Reproducibility Index

Notice: The reproducibility variables underlying each score are classified using an automated LLM-based pipeline, validated against a manually labeled dataset. LLM-based classification introduces uncertainty and potential bias; scores should be interpreted as estimates. Full accuracy metrics and methodology are described in Coakley et alK. L. Coakley, T. Snelleman, H. Hoos, and O. E. Gundersen, "The embrace of open science: An analysis of a decade of AI research and 56 800 conference papers," Under Review, 2026..

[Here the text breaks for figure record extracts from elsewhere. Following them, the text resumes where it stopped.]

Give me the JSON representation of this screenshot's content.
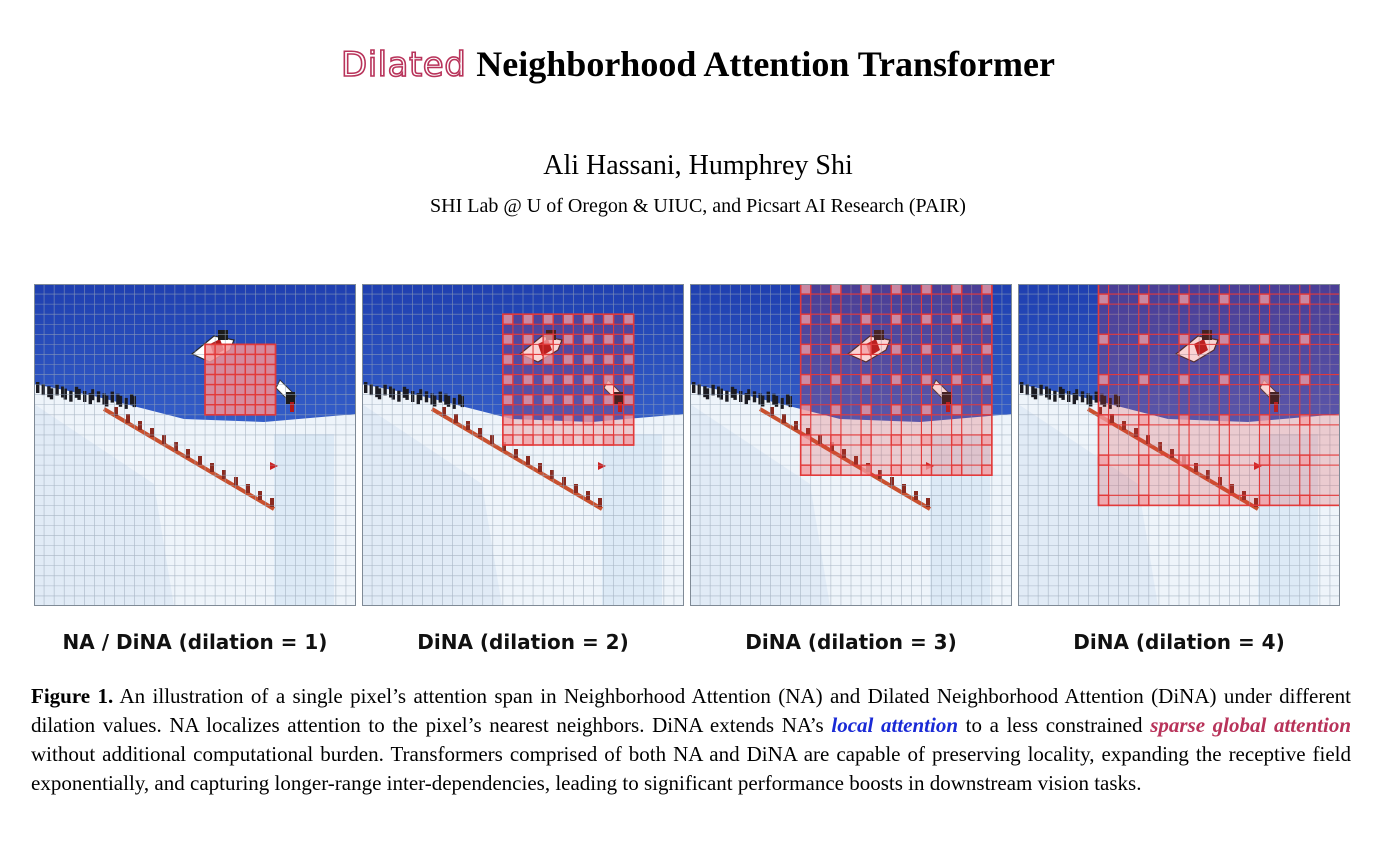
{
  "header": {
    "title_prefix": "Dilated",
    "title_main": "Neighborhood Attention Transformer",
    "authors": "Ali Hassani, Humphrey Shi",
    "affiliation": "SHI Lab @ U of Oregon & UIUC, and Picsart AI Research (PAIR)"
  },
  "figure": {
    "panels": [
      {
        "caption": "NA / DiNA (dilation = 1)",
        "dilation": 1
      },
      {
        "caption": "DiNA (dilation = 2)",
        "dilation": 2
      },
      {
        "caption": "DiNA (dilation = 3)",
        "dilation": 3
      },
      {
        "caption": "DiNA (dilation = 4)",
        "dilation": 4
      }
    ],
    "grid_cells_per_side": 32,
    "window_size": 7,
    "colors": {
      "sky_top": "#1f3fb0",
      "sky_bottom": "#4f86e8",
      "snow": "#eef4fa",
      "grid": "#9aa8b8",
      "attention": "#e23a3a"
    },
    "caption": {
      "label": "Figure 1.",
      "part1": " An illustration of a single pixel’s attention span in Neighborhood Attention (NA) and Dilated Neighborhood Attention (DiNA) under different dilation values.  NA localizes attention to the pixel’s nearest neighbors.  DiNA extends NA’s ",
      "highlight_local": "local attention",
      "part2": " to a less constrained ",
      "highlight_global": "sparse global attention",
      "part3": " without additional computational burden. Transformers comprised of both NA and DiNA are capable of preserving locality, expanding the receptive field exponentially, and capturing longer-range inter-dependencies, leading to significant performance boosts in downstream vision tasks."
    }
  }
}
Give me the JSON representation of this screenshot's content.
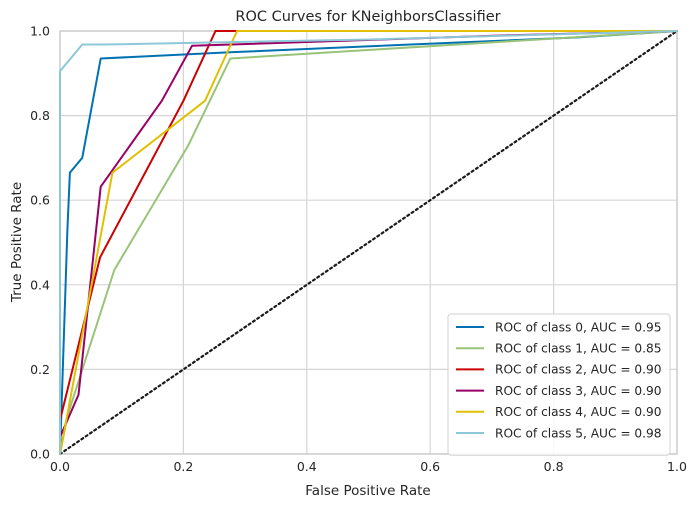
{
  "chart_data": {
    "type": "line",
    "title": "ROC Curves for KNeighborsClassifier",
    "xlabel": "False Positive Rate",
    "ylabel": "True Positive Rate",
    "xlim": [
      0,
      1
    ],
    "ylim": [
      0,
      1
    ],
    "xticks": [
      "0.0",
      "0.2",
      "0.4",
      "0.6",
      "0.8",
      "1.0"
    ],
    "yticks": [
      "0.0",
      "0.2",
      "0.4",
      "0.6",
      "0.8",
      "1.0"
    ],
    "grid": true,
    "legend_position": "bottom-right",
    "series": [
      {
        "name": "ROC of class 0, AUC = 0.95",
        "color": "#0072b2",
        "x": [
          0,
          0.0,
          0.012,
          0.016,
          0.036,
          0.066,
          0.28,
          0.84,
          1.0
        ],
        "y": [
          0,
          0.0,
          0.53,
          0.665,
          0.7,
          0.935,
          0.95,
          0.985,
          1.0
        ]
      },
      {
        "name": "ROC of class 1, AUC = 0.85",
        "color": "#98c379",
        "x": [
          0,
          0.0,
          0.012,
          0.088,
          0.208,
          0.276,
          0.72,
          1.0
        ],
        "y": [
          0,
          0.0,
          0.09,
          0.435,
          0.73,
          0.935,
          0.975,
          1.0
        ]
      },
      {
        "name": "ROC of class 2, AUC = 0.90",
        "color": "#cc0000",
        "x": [
          0,
          0.0,
          0.065,
          0.2,
          0.252,
          0.26,
          1.0
        ],
        "y": [
          0,
          0.08,
          0.465,
          0.835,
          1.0,
          1.0,
          1.0
        ],
        "_note": "class 2 curve"
      },
      {
        "name": "ROC of class 3, AUC = 0.90",
        "color": "#990066",
        "x": [
          0,
          0.0,
          0.03,
          0.066,
          0.165,
          0.214,
          0.73,
          1.0
        ],
        "y": [
          0,
          0.04,
          0.14,
          0.632,
          0.835,
          0.965,
          0.99,
          1.0
        ]
      },
      {
        "name": "ROC of class 4, AUC = 0.90",
        "color": "#e0c000",
        "x": [
          0,
          0.0,
          0.085,
          0.235,
          0.287,
          1.0
        ],
        "y": [
          0,
          0.0,
          0.665,
          0.835,
          1.0,
          1.0
        ]
      },
      {
        "name": "ROC of class 5, AUC = 0.98",
        "color": "#8dc8d8",
        "x": [
          0,
          0.0,
          0.036,
          0.07,
          0.5,
          1.0
        ],
        "y": [
          0,
          0.905,
          0.968,
          0.968,
          0.98,
          1.0
        ]
      }
    ],
    "reference_line": {
      "x": [
        0,
        1
      ],
      "y": [
        0,
        1
      ],
      "style": "dotted",
      "color": "#1a1a1a"
    }
  }
}
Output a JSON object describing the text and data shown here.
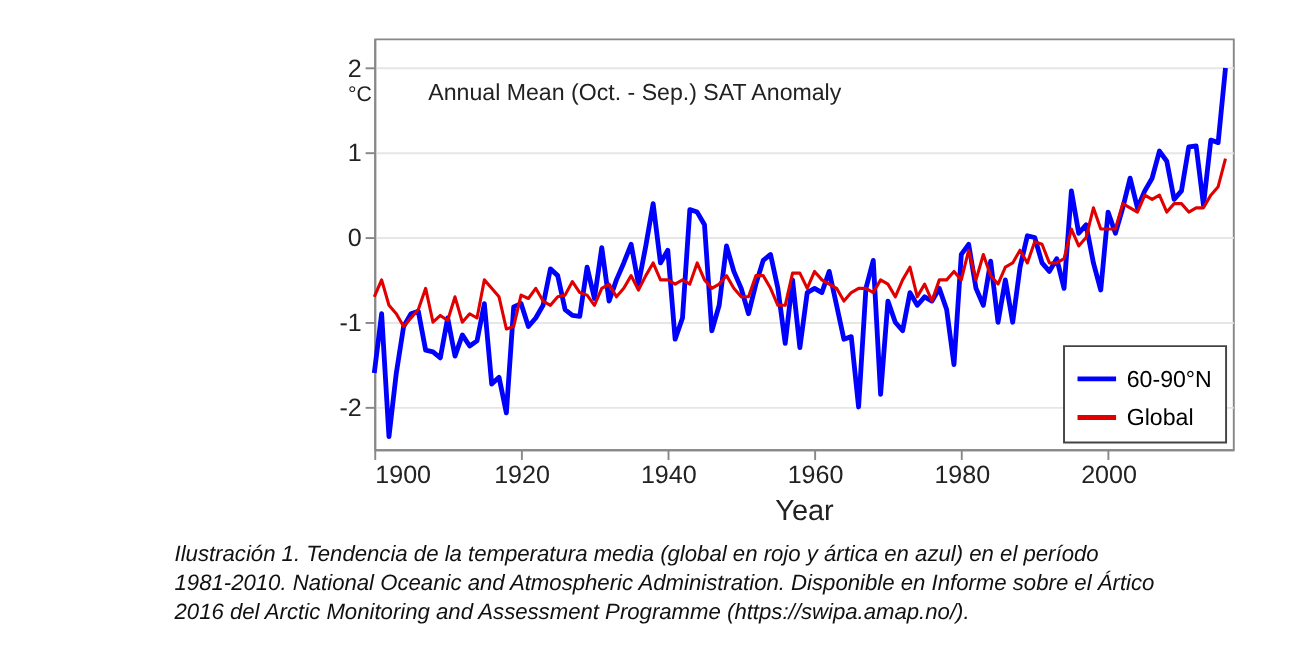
{
  "chart_data": {
    "type": "line",
    "title": "Annual Mean (Oct. - Sep.) SAT Anomaly",
    "xlabel": "Year",
    "ylabel": "°C",
    "x": [
      1900,
      1901,
      1902,
      1903,
      1904,
      1905,
      1906,
      1907,
      1908,
      1909,
      1910,
      1911,
      1912,
      1913,
      1914,
      1915,
      1916,
      1917,
      1918,
      1919,
      1920,
      1921,
      1922,
      1923,
      1924,
      1925,
      1926,
      1927,
      1928,
      1929,
      1930,
      1931,
      1932,
      1933,
      1934,
      1935,
      1936,
      1937,
      1938,
      1939,
      1940,
      1941,
      1942,
      1943,
      1944,
      1945,
      1946,
      1947,
      1948,
      1949,
      1950,
      1951,
      1952,
      1953,
      1954,
      1955,
      1956,
      1957,
      1958,
      1959,
      1960,
      1961,
      1962,
      1963,
      1964,
      1965,
      1966,
      1967,
      1968,
      1969,
      1970,
      1971,
      1972,
      1973,
      1974,
      1975,
      1976,
      1977,
      1978,
      1979,
      1980,
      1981,
      1982,
      1983,
      1984,
      1985,
      1986,
      1987,
      1988,
      1989,
      1990,
      1991,
      1992,
      1993,
      1994,
      1995,
      1996,
      1997,
      1998,
      1999,
      2000,
      2001,
      2002,
      2003,
      2004,
      2005,
      2006,
      2007,
      2008,
      2009,
      2010,
      2011,
      2012,
      2013,
      2014,
      2015,
      2016
    ],
    "series": [
      {
        "name": "60-90°N",
        "color": "#0000ff",
        "values": [
          -1.6,
          -0.9,
          -2.35,
          -1.6,
          -1.05,
          -0.9,
          -0.87,
          -1.33,
          -1.35,
          -1.42,
          -0.95,
          -1.4,
          -1.15,
          -1.28,
          -1.22,
          -0.78,
          -1.73,
          -1.65,
          -2.07,
          -0.82,
          -0.78,
          -1.05,
          -0.95,
          -0.8,
          -0.37,
          -0.45,
          -0.85,
          -0.92,
          -0.93,
          -0.35,
          -0.72,
          -0.12,
          -0.75,
          -0.5,
          -0.3,
          -0.08,
          -0.55,
          -0.1,
          0.4,
          -0.3,
          -0.15,
          -1.2,
          -0.95,
          0.33,
          0.3,
          0.15,
          -1.1,
          -0.8,
          -0.1,
          -0.4,
          -0.6,
          -0.9,
          -0.55,
          -0.27,
          -0.2,
          -0.6,
          -1.25,
          -0.5,
          -1.3,
          -0.65,
          -0.6,
          -0.65,
          -0.4,
          -0.8,
          -1.2,
          -1.17,
          -2.0,
          -0.6,
          -0.27,
          -1.85,
          -0.75,
          -1.0,
          -1.1,
          -0.65,
          -0.8,
          -0.7,
          -0.75,
          -0.6,
          -0.85,
          -1.5,
          -0.2,
          -0.08,
          -0.6,
          -0.8,
          -0.28,
          -1.0,
          -0.5,
          -1.0,
          -0.35,
          0.02,
          0.0,
          -0.3,
          -0.4,
          -0.25,
          -0.6,
          0.55,
          0.05,
          0.15,
          -0.3,
          -0.62,
          0.3,
          0.05,
          0.35,
          0.7,
          0.35,
          0.55,
          0.7,
          1.02,
          0.9,
          0.45,
          0.55,
          1.07,
          1.08,
          0.38,
          1.15,
          1.12,
          2.0
        ]
      },
      {
        "name": "Global",
        "color": "#e00000",
        "values": [
          -0.7,
          -0.5,
          -0.8,
          -0.9,
          -1.05,
          -0.95,
          -0.85,
          -0.6,
          -1.0,
          -0.92,
          -0.98,
          -0.7,
          -1.0,
          -0.9,
          -0.95,
          -0.5,
          -0.6,
          -0.7,
          -1.08,
          -1.05,
          -0.68,
          -0.72,
          -0.6,
          -0.75,
          -0.8,
          -0.7,
          -0.68,
          -0.52,
          -0.65,
          -0.68,
          -0.8,
          -0.6,
          -0.55,
          -0.7,
          -0.6,
          -0.45,
          -0.62,
          -0.45,
          -0.3,
          -0.5,
          -0.5,
          -0.55,
          -0.5,
          -0.55,
          -0.3,
          -0.5,
          -0.6,
          -0.55,
          -0.45,
          -0.6,
          -0.7,
          -0.7,
          -0.45,
          -0.45,
          -0.6,
          -0.8,
          -0.8,
          -0.42,
          -0.42,
          -0.6,
          -0.4,
          -0.5,
          -0.55,
          -0.6,
          -0.75,
          -0.65,
          -0.6,
          -0.6,
          -0.65,
          -0.5,
          -0.55,
          -0.7,
          -0.5,
          -0.35,
          -0.7,
          -0.55,
          -0.75,
          -0.5,
          -0.5,
          -0.4,
          -0.5,
          -0.15,
          -0.5,
          -0.2,
          -0.45,
          -0.55,
          -0.35,
          -0.3,
          -0.15,
          -0.3,
          -0.05,
          -0.08,
          -0.3,
          -0.3,
          -0.25,
          0.1,
          -0.1,
          0.0,
          0.35,
          0.1,
          0.1,
          0.1,
          0.4,
          0.35,
          0.3,
          0.5,
          0.45,
          0.5,
          0.3,
          0.4,
          0.4,
          0.3,
          0.35,
          0.35,
          0.5,
          0.6,
          0.93
        ]
      }
    ],
    "xlim": [
      1900,
      2017
    ],
    "xticks": [
      1900,
      1920,
      1940,
      1960,
      1980,
      2000
    ],
    "ylim": [
      -2.5,
      2.35
    ],
    "yticks": [
      -2,
      -1,
      0,
      1,
      2
    ],
    "grid": "y",
    "legend": "bottom right",
    "line_style": "solid",
    "marker": "none",
    "annotations": [
      "Ilustración 1. Tendencia de la temperatura media (global en rojo y ártica en azul) en el período 1981-2010. National Oceanic and Atmospheric Administration. Disponible en Informe sobre el Ártico 2016 del Arctic Monitoring and Assessment Programme (https://swipa.amap.no/)."
    ]
  }
}
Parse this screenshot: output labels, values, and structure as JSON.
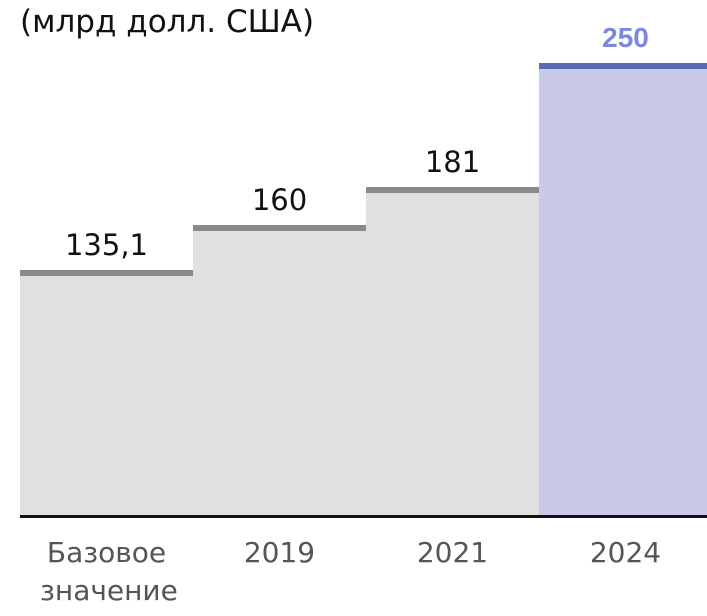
{
  "chart_data": {
    "type": "bar",
    "title": "(млрд долл. США)",
    "categories": [
      "Базовое значение",
      "2019",
      "2021",
      "2024"
    ],
    "values": [
      135.1,
      160,
      181,
      250
    ],
    "value_labels": [
      "135,1",
      "160",
      "181",
      "250"
    ],
    "colors": [
      "#e0e0e0",
      "#e0e0e0",
      "#e0e0e0",
      "#c8cae7"
    ],
    "top_colors": [
      "#8a8a8c",
      "#8a8a8c",
      "#8a8a8c",
      "#5c6ab3"
    ],
    "label_colors": [
      "#111111",
      "#111111",
      "#111111",
      "#7c87de"
    ],
    "ylim": [
      0,
      250
    ]
  }
}
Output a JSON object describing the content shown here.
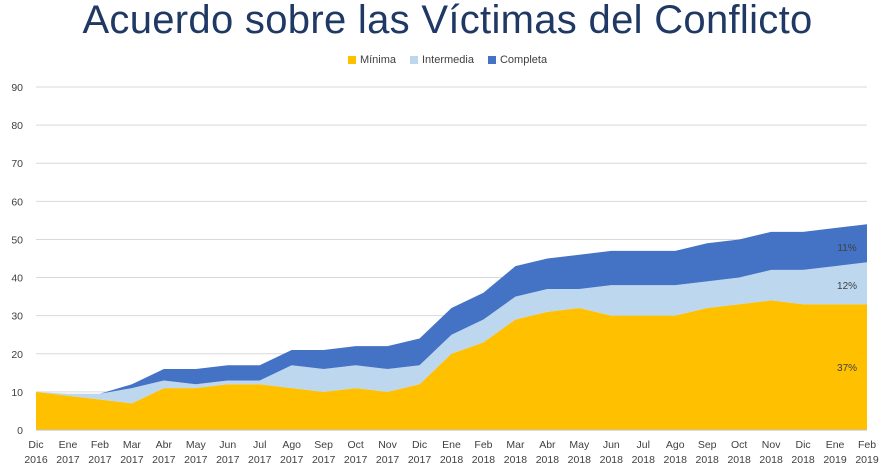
{
  "chart_data": {
    "type": "area",
    "stacked": true,
    "title": "Acuerdo sobre las Víctimas del Conflicto",
    "categories": [
      [
        "Dic",
        "2016"
      ],
      [
        "Ene",
        "2017"
      ],
      [
        "Feb",
        "2017"
      ],
      [
        "Mar",
        "2017"
      ],
      [
        "Abr",
        "2017"
      ],
      [
        "May",
        "2017"
      ],
      [
        "Jun",
        "2017"
      ],
      [
        "Jul",
        "2017"
      ],
      [
        "Ago",
        "2017"
      ],
      [
        "Sep",
        "2017"
      ],
      [
        "Oct",
        "2017"
      ],
      [
        "Nov",
        "2017"
      ],
      [
        "Dic",
        "2017"
      ],
      [
        "Ene",
        "2018"
      ],
      [
        "Feb",
        "2018"
      ],
      [
        "Mar",
        "2018"
      ],
      [
        "Abr",
        "2018"
      ],
      [
        "May",
        "2018"
      ],
      [
        "Jun",
        "2018"
      ],
      [
        "Jul",
        "2018"
      ],
      [
        "Ago",
        "2018"
      ],
      [
        "Sep",
        "2018"
      ],
      [
        "Oct",
        "2018"
      ],
      [
        "Nov",
        "2018"
      ],
      [
        "Dic",
        "2018"
      ],
      [
        "Ene",
        "2019"
      ],
      [
        "Feb",
        "2019"
      ]
    ],
    "series": [
      {
        "name": "Mínima",
        "color": "#ffc000",
        "values": [
          10,
          9,
          8,
          7,
          11,
          11,
          12,
          12,
          11,
          10,
          11,
          10,
          12,
          20,
          23,
          29,
          31,
          32,
          30,
          30,
          30,
          32,
          33,
          34,
          33,
          33,
          33
        ]
      },
      {
        "name": "Intermedia",
        "color": "#bdd7ee",
        "values": [
          0,
          0.5,
          1.5,
          4,
          2,
          1,
          1,
          1,
          6,
          6,
          6,
          6,
          5,
          5,
          6,
          6,
          6,
          5,
          8,
          8,
          8,
          7,
          7,
          8,
          9,
          10,
          11
        ]
      },
      {
        "name": "Completa",
        "color": "#4472c4",
        "values": [
          0,
          0,
          0,
          1,
          3,
          4,
          4,
          4,
          4,
          5,
          5,
          6,
          7,
          7,
          7,
          8,
          8,
          9,
          9,
          9,
          9,
          10,
          10,
          10,
          10,
          10,
          10
        ]
      }
    ],
    "ylim": [
      0,
      90
    ],
    "yticks": [
      0,
      10,
      20,
      30,
      40,
      50,
      60,
      70,
      80,
      90
    ],
    "grid": true,
    "legend_position": "top-center",
    "annotations": [
      {
        "series": "Completa",
        "text": "11%"
      },
      {
        "series": "Intermedia",
        "text": "12%"
      },
      {
        "series": "Mínima",
        "text": "37%"
      }
    ]
  }
}
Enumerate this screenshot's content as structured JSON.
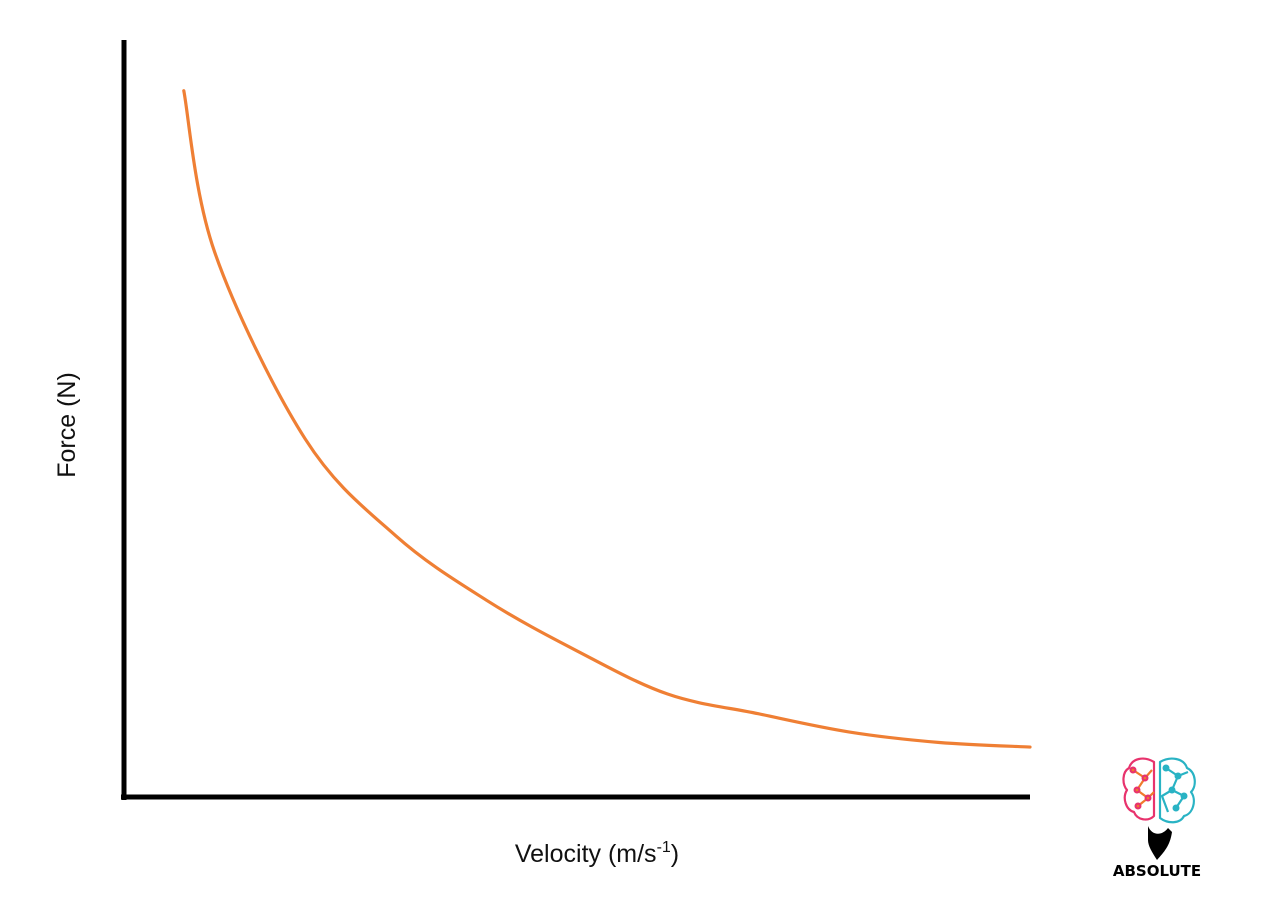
{
  "chart_data": {
    "type": "line",
    "title": "",
    "xlabel": "Velocity (m/s",
    "xlabel_superscript": "-1",
    "xlabel_suffix": ")",
    "ylabel": "Force (N)",
    "xlim": [
      0,
      1
    ],
    "ylim": [
      0,
      1
    ],
    "grid": false,
    "legend": "none",
    "series": [
      {
        "color": "#ef7f34",
        "x": [
          0.066,
          0.1,
          0.2,
          0.3,
          0.4,
          0.5,
          0.6,
          0.7,
          0.8,
          0.9,
          1.0
        ],
        "y": [
          0.933,
          0.72,
          0.473,
          0.345,
          0.26,
          0.193,
          0.136,
          0.11,
          0.086,
          0.072,
          0.066
        ]
      }
    ]
  },
  "logo": {
    "text": "ABSOLUTE",
    "colors": [
      "#e8336d",
      "#f07a2c",
      "#29b3c4"
    ]
  }
}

SCAN: Self-Denoising Monte Carlo Annotation for Robust Process Reward Learning

Authors: Yuyang Ding, Xinyu Shi, Juntao Li, Xiaobo Liang, Zhaopeng Tu, Min zhang

NeurIPS 2025 | Venue PDF | LLM Run Details

Reproducibility Variable	Result	LLM Response
Research Type	Experimental	We evaluate the trained PRM from two perspectives: test-time scaling (best-of-8 evaluation) and step-wise error detection (Process Bench [44]). The results demonstrate that our model consistently outperforms strong existing baselines, achieving performance comparable to that of the human-annotated dataset PRM800K.
Researcher Affiliation	Collaboration	Yuyang Ding1, Xinyu Shi1, Juntao Li1 , Xiaobo Liang1, Zhaopeng Tu2, Min Zhang1 1Soochow University 2Tencent
Pseudocode	No	The paper describes its methodology in text and provides a workflow diagram in Figure 2, but it does not contain any formally labeled 'Pseudocode' or 'Algorithm' blocks with structured steps.
Open Source Code	Yes	We provide our code implementation of our preliminary study and main experiments in https://anonymous.4open.science/r/SCAN-PRM.
Open Datasets	Yes	We use 7,500 questions with golden answers from the MATH training set. We evaluate the trained PRM from two perspectives: test-time scaling (best-of-8 evaluation) and step-wise error detection (Process Bench [44]). The evaluation datasets cover various difficulty levels, including GSM8K [2] (elementary), MATH [11] (competition), College Math [31] (college), and Olympiad Bench [10] (Olympiad).
Dataset Splits	No	The paper mentions generating SCAN-Base (101K) and SCAN-Pro (197K) as 'training datasets' and evaluates on external benchmarks like Process Bench, GSM8K, MATH, College Math, and Olympiad Bench. However, it does not explicitly provide specific train/validation/test splits for its own constructed SCAN datasets, or for the external datasets used for training.
Hardware Specification	Yes	All experiments were conducted on a single machine equipped with 8 GPUs, requiring only 47 hours in real time. The inference speed is tested on 4 A100-40G GPUs.
Software Dependencies	No	For inference deployment, we explored two approaches: (1) launching multiple vLLM [15] servers and making API calls, using distributed routing strategies powered by Fast Chat [45], and (2) batching multiple queries and utilizing Ray [22] to schedule resources for distributed inference. The paper mentions these software tools but does not provide specific version numbers for any of them.
Experiment Setup	Yes	We train our process reward models based on Qwen2.5-Math-7B-Instruct with a constant learning rate of 7e-6 and batch size of 128. The model is trained for one epoch, as we observed that multiple epochs lead to rapid overfitting, particularly on synthetic data.